For an individual, lifetime consumption and lifetime production do not have to match because governments make transfers. Since they don't have to match, you cannot even use consumption as some sort of estimate of the value that they might create in production. That answers your question "can an individual's value to society be defined by their consumption"?.
You inquired whether consumption drives economic health. When economists are concerned about a lack of consumption, lack of investment, or lack of demand, they are usually commenting about a short term mismatch between the qualities and quantities of what is supplied and the qualities and quantities of what is demanded, such as in a recession. I think your question is not focused on the short term. Since it is not short term, I suggest we would not be focused on whether adjusting consumption drives anything at all. In the long term a high level of consumption is a "picture" of economic health.

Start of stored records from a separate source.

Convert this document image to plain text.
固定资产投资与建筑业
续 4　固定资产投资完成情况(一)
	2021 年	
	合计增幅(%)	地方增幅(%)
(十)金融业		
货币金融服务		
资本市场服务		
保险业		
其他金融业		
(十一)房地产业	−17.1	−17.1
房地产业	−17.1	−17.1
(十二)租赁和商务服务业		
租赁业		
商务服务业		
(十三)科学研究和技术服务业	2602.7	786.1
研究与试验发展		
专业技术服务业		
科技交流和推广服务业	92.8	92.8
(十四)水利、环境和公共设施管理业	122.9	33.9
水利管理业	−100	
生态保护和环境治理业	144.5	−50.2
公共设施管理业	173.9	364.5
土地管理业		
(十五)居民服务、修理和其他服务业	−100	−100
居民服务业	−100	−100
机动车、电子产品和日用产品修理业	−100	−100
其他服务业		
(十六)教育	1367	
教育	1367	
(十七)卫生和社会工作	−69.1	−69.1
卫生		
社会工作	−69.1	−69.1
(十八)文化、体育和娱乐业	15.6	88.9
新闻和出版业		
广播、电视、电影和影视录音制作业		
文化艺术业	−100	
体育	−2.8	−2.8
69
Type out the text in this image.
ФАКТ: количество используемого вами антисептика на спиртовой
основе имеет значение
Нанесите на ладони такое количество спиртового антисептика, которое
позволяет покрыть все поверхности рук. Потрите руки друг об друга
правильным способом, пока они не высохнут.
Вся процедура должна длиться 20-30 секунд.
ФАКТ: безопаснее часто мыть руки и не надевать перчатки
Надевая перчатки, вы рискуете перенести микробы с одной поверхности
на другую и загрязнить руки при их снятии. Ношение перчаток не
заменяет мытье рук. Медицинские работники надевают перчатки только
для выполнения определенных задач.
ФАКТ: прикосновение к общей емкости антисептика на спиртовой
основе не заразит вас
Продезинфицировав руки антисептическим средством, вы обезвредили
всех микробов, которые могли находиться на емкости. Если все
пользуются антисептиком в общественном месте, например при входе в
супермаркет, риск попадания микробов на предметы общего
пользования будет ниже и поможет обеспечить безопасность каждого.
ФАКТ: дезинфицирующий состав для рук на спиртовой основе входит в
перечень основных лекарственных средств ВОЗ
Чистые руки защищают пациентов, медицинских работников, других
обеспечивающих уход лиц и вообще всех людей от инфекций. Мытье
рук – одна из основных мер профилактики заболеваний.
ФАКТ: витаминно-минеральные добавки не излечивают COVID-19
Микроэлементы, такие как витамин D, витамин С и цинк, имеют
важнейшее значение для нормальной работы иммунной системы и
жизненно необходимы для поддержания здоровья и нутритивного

You wrote... "I'm looking for scientific studies where humans working in a "dirty job" has been shown to provide some intrinsic benefit over that "dirty job" being automated." I am uncertain what you mean but I interpreted this inquiry to be asking whether there is economic justification for or against the automation of dirty jobs. My comment is that whether it is economical to automate is particular to the situation; there is no universal answer and the nature of the analysis involves costs and benefits. Dirtiness can impose costs. The fact of dirtiness is subsumed in the cost consideration so from the abstract perspective, the analysis of dirty jobs is not different from other analysis.
Your post makes what seems to me to be multiple distinct inquiries. This forum discourages multiple questions in a single post.